Итак – подведем еще раз итоги, – окку­пация более или менее благо­по­лучно состо­я­лась. Нельзя сказать, чтобы такое развитие событий оказа­лось неожи­данным для Седрика. Примерно с осени 1940 года, когда жертвой необъ­яв­лен­ного напа­дения пал северный сосед, подобный исход начал пред­став­ляться весьма веро­ятным. Очевидно было и то, что страна не могла рассчи­ты­вать на чью-либо помощь извне. Об этом ясно и жестко, в своей обычной манере, заявил, выступая перед журна­ли­стами, первый лорд британ­ского адми­рал­тей­ства.
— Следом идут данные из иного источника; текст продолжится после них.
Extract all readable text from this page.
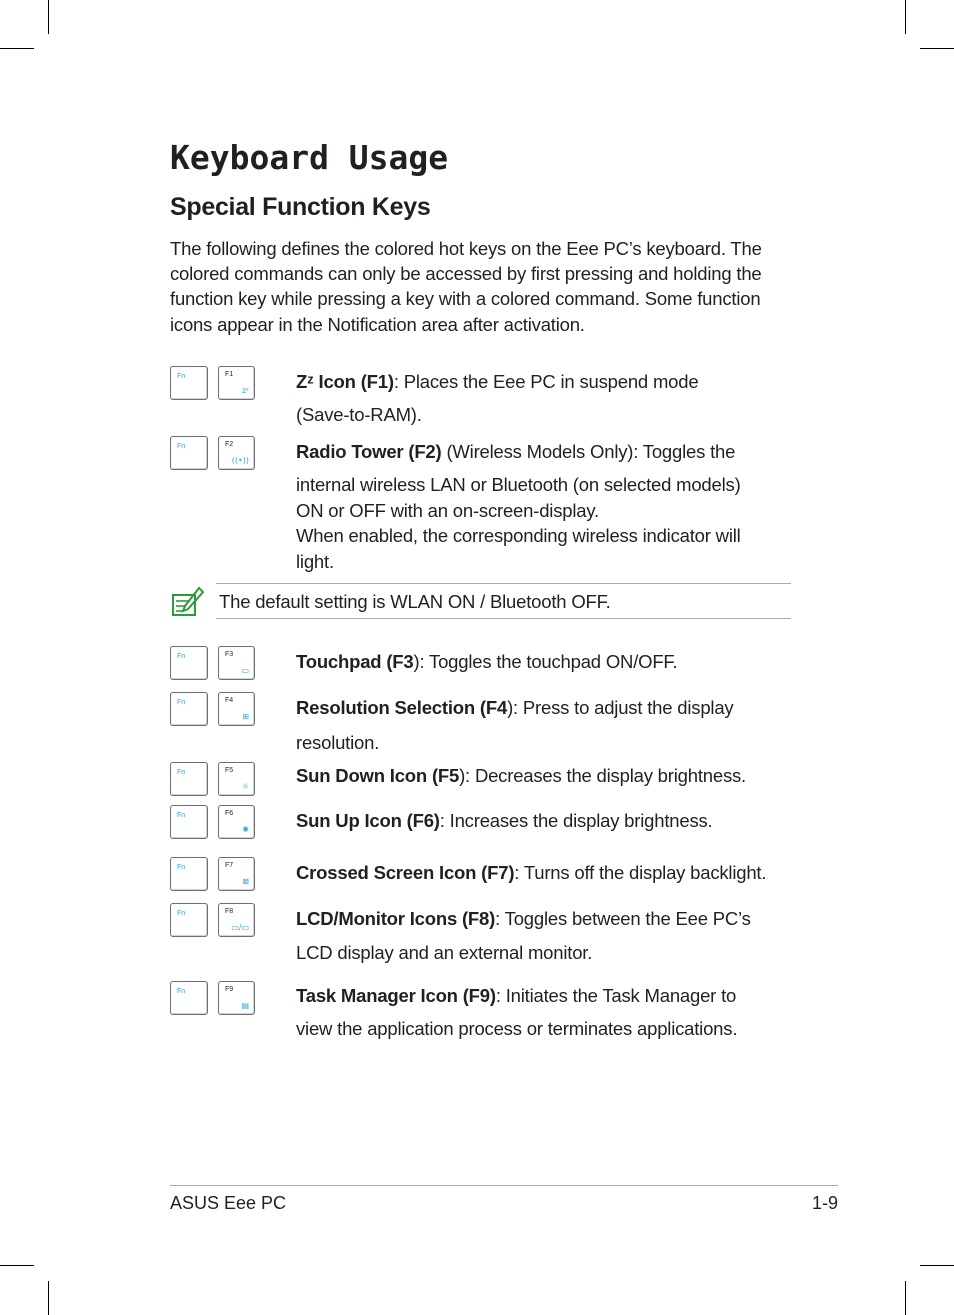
Keyboard Usage
Special Function Keys

The following defines the colored hot keys on the Eee PC’s keyboard. The
colored commands can only be accessed by first pressing and holding the
function key while pressing a key with a colored command. Some function
icons appear in the Notification area after activation.

Fn	F1
zᶻ	Zᶻ Icon (F1): Places the Eee PC in suspend mode
(Save-to-RAM).

Fn	F2
((•))	Radio Tower (F2) (Wireless Models Only): Toggles the
internal wireless LAN or Bluetooth (on selected models)
ON or OFF with an on-screen-display.
When enabled, the corresponding wireless indicator will
light.

Fn	F3
▭	Touchpad (F3): Toggles the touchpad ON/OFF.

Fn	F4
⊞	Resolution Selection (F4): Press to adjust the display
resolution.

Fn	F5
☼

Sun Down Icon (F5): Decreases the display brightness.

Fn	F6
✺	Sun Up Icon (F6): Increases the display brightness.

Fn	F7
⊠	Crossed Screen Icon (F7): Turns off the display backlight.

Fn	F8
▭/▭	LCD/Monitor Icons (F8): Toggles between the Eee PC’s
LCD display and an external monitor.

Fn	F9
▤	Task Manager Icon (F9): Initiates the Task Manager to
view the application process or terminates applications.

The default setting is WLAN ON / Bluetooth OFF.
ASUS Eee PC	1-9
Он сказал, что северные страны пред­став­ляют, по его мнению, наиболее веро­ятный в ближайшем будущем объект военных операций. Но если Швецию и Норвегию отде­ляет от хищника, так сказать, ров с водой, если Дания имеет шансы отку­питься путем терри­то­ри­альных уступок, то эта страна, this unfortunate country, нахо­дится в столь небла­го­при­ятной ситу­ации, что помочь ей будет чрез­вы­чайно трудно. «That’s why, – добавил Черчилль, – I would in any case not undertake to guarantee it» (*).

(* Вот почему я ни при каких обсто­я­тель­ствах не пору­чился бы за нее. *)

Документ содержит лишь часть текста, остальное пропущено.